Find the polynomial f(x) that has the roots of -3, 5 of multiplicity 2. Explain how you would verify the zeros of f(x)

Answer 1

@anas2000

Answer 2

turn roots ==> factors, and multiply

x = -2 ==> x + 2
x = 5 ==> x - 5
multiplicity 2 ==> (x - 5)^2

f(x) = a(x + 2)(x - 5)^2
f(x) = a(x + 2)(x^2 - 10x + 25)
f(x) = a(x^3 - 8x^2 + 5x + 50)

you can test this synthetically or with the factor theorem

f(-2) = a(-8 - 8(4) + 5(-2) + 50) = a(0) = 0... check, f = -2 works
f(5) = a(125 - 8(25) + 5(5) + 50) = a(0) = 0 check, f = 5 works

will have to divide to check the root of multiplicity two

5 | 1 .... -8 ..... 5 ..... 50
............5...... -15. ...-50
...--------------------------------
....1 .....-3 .....-10..... 0 <== remainder is 0, confirming x - 5 is a factor, and x = 5 is a root

quotient: x^2 - 3x - 10 = (x - 5)(x + 2), confirming the other two zeros are x = 5 (again), and x = -2

Answer 3

The factors corresponding to given roots are (x + 2) and (x - 5)². Hence we start with
f(x) = k(x + 2)(x - 5)² [family of functions with the given roots]
For a particular member of the family k ∈ ℝ. Suppose k = 1, then
f(x) = (x + 2)(x - 5)² is one example of the polynomial which has roots -2, 5 of multiplicity 2)Zeros of a function are the same as the roots of an equation (the x- intercepts).
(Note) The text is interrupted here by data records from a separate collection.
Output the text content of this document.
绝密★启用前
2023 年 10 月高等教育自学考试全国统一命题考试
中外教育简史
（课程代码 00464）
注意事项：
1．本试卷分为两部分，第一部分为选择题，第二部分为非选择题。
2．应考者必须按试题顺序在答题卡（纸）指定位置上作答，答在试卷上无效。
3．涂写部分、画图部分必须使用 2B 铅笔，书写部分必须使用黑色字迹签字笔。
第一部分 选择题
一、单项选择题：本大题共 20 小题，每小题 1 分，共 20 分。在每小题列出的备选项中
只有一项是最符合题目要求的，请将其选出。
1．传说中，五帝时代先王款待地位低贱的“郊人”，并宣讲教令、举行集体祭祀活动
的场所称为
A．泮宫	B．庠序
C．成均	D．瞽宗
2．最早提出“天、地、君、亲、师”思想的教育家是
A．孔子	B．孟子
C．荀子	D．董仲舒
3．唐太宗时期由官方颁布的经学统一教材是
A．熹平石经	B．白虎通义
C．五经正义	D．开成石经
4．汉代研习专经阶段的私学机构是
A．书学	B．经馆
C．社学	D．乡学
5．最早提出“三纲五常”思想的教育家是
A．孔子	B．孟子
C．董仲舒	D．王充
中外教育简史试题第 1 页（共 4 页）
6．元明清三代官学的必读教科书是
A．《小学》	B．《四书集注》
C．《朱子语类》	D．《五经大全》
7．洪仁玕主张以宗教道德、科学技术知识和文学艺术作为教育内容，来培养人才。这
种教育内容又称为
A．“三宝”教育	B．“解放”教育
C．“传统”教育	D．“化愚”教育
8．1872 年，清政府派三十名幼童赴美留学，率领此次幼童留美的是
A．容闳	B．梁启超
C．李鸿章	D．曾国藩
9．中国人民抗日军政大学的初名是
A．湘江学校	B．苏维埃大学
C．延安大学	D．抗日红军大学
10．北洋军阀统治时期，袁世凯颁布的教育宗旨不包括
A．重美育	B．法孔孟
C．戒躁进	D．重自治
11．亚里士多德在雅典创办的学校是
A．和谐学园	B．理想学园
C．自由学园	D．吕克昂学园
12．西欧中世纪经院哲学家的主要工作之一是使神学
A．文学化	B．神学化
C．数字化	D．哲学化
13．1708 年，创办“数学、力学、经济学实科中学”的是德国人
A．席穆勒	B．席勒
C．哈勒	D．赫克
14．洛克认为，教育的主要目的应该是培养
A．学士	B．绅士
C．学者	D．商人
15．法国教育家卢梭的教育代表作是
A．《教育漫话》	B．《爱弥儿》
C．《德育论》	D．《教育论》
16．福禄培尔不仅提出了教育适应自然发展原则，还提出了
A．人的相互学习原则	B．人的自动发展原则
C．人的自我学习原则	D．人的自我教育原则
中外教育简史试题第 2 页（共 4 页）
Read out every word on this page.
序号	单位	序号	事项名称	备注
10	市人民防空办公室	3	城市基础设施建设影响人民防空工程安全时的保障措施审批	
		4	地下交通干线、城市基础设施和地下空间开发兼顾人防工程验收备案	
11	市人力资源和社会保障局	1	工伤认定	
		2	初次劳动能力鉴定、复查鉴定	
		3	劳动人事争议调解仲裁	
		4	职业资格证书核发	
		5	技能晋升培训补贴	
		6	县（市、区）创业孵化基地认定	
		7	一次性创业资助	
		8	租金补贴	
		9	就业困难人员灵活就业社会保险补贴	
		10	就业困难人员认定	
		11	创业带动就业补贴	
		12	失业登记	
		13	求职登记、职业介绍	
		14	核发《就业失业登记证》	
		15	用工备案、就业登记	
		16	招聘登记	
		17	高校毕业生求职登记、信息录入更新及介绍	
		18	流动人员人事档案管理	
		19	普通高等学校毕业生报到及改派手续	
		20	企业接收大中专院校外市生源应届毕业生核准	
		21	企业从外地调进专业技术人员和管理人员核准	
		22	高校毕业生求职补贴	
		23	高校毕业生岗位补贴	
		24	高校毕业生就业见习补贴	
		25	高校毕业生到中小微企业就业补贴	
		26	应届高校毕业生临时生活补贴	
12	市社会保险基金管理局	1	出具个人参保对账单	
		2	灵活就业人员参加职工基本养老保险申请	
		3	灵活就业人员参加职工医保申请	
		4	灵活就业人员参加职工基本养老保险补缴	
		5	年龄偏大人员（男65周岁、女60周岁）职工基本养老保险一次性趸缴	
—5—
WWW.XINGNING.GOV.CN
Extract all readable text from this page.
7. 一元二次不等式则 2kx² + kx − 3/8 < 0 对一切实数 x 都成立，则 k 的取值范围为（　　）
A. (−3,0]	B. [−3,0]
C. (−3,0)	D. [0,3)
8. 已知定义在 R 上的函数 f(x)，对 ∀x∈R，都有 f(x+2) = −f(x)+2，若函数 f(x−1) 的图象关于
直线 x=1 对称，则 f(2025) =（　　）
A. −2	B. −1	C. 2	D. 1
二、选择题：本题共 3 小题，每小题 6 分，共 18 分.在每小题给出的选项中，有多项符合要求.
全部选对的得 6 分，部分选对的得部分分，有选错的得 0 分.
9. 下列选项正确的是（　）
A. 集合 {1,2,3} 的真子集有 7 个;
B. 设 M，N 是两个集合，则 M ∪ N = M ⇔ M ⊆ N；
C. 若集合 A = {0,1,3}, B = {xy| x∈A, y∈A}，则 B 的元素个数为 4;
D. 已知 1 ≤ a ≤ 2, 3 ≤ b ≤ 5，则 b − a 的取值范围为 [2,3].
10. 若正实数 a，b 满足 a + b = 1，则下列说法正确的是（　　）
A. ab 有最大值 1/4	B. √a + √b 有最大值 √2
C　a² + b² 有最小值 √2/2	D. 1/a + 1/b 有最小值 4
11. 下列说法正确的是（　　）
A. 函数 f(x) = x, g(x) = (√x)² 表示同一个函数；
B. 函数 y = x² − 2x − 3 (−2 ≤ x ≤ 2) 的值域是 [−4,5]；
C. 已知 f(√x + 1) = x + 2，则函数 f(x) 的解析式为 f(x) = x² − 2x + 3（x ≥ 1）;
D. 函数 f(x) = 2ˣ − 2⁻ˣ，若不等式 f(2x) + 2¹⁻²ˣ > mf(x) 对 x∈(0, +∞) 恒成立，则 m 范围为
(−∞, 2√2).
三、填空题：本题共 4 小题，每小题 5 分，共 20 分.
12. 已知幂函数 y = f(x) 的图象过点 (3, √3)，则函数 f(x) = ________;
How does one find the x-intercepts? By letting y = 0 and solving for x. If an equation is in factored form, equate each variable factor to 0 and solve for x. Why? Because factors are terms you multiply to get the product, and a product equals 0 when any factor is 0.

Answer 4

omg.......wow!!!!!!!!!!

Answer 5

hope this helped

Answer 6

Hey @PassionGirl93 @anas2000
Where'd the (x + 2) come from? There is no instruction that says there must be a root of -2

Answer 7

I'm wondering the same

Answer 8

They had the right idea, though... The gist of it is, if you want a polynomial with a root r, just include
(x - r) among the factors...
If you want it to be of multiplicity k
Then include
(x - r)^k
among the factors.

Answer 9

ok thank you:))